Plant-based supporters would suggest that, in industry and regulatory documents, the terms ‘peanut butter’ and ‘coconut milk’ and the ‘meat’ or ‘flesh’ of a fruit are commonly used terms within the food industry and the cattle industry seems comfortable with those usages. And that plant-based meat is marketed in such a different way that you would have to be a ‘complete rube’, as I was (embarrassingly) quoted as saying in the Globe, to believe that someone would be confused.

Advocates for the meat industry would suggest that the difference between those classic examples, coconut and peanut butters, and the plant-based meat example is that plant-based meat is used in exactly the same manner as real meat, and thus confusion and market chaos ensues! Furthermore, bringing a product to market under the term "meat product" is a privilege: it’s highly regulated and inspected and experiences a thorough safety framework in a way that few other products do. AND, it’s in the regulations! So, the meat industry message ought to be clear: “simply enforce your laws, CFIA!”
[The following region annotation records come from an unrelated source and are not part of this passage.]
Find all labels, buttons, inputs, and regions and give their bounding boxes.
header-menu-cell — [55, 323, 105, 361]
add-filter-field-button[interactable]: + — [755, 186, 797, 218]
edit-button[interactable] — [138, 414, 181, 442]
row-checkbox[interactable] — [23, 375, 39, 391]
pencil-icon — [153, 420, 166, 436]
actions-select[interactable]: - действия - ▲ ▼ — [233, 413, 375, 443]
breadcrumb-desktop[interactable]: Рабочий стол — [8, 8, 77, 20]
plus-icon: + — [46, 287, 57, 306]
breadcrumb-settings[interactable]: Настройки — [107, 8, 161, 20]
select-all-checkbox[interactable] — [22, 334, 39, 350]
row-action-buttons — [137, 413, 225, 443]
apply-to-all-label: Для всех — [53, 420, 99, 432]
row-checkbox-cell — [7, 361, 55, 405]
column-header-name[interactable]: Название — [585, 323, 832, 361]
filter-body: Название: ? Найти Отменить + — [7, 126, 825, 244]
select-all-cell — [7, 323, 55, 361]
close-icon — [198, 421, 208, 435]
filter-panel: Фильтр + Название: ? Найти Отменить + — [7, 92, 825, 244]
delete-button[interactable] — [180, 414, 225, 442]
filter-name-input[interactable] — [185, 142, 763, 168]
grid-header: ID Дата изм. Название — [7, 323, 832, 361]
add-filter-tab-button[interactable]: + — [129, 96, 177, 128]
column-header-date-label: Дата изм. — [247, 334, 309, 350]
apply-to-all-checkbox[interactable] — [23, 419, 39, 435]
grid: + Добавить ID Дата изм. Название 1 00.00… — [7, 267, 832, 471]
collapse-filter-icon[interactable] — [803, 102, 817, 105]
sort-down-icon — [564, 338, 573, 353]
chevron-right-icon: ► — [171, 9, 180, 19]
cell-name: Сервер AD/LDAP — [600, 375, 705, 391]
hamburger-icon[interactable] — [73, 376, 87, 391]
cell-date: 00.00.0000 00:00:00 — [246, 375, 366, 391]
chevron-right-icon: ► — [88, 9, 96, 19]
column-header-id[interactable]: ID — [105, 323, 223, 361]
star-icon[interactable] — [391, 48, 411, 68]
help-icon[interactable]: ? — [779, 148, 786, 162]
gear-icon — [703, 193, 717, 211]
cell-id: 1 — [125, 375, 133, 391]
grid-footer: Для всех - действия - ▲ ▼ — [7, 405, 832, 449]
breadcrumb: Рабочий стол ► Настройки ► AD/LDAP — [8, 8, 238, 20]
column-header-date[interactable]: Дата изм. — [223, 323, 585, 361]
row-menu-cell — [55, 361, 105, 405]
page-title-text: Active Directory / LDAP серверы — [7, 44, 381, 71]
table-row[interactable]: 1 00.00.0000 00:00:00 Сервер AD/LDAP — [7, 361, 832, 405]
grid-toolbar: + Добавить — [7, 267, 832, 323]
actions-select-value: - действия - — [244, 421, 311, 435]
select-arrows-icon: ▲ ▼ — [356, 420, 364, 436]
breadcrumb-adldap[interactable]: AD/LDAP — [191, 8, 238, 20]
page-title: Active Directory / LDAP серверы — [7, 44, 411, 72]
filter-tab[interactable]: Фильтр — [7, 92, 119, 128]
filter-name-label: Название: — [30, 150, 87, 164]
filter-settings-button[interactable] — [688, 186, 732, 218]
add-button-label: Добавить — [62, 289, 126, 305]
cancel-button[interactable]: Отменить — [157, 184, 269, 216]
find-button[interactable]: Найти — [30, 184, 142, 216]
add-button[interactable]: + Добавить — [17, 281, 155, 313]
We’ve seen significant litigation on these topics in the US, both in the civil context and involving the FDA, both of which we should hope to avoid in Canada. Silk soy and almond milks and yogurts, Horizon yogurts, Muscle Milk, Trader Joe’s alternative non-dairy products, Blue Diamond Grower’s almond milks are prime examples. In Canada, we already see a more moderated approach: the Blue Heron Creamery cashew cheese example, the path forward for CFIA was some clear product modifiers: “100% Dairy-Free Cheese” is acceptable. Now that the CFIA is clearly open to some additional modifiers to bring a non-compliant product using a defined term into compliance. Most regulators would have said to cashew cheese producers that it’s a slippery slope and that next you’ll have us calling plant-based meat “plant-based meat”. And indeed that’s where we are.

So, without tying itself into logical knots, I'm hopeful that CFIA finds some compromise and offers clear guidance. I’m curious to see where they land with plant-based meat. Hopefully this all stays out of the courts, but I’m not sure everyone is going to be happy once this has concluded.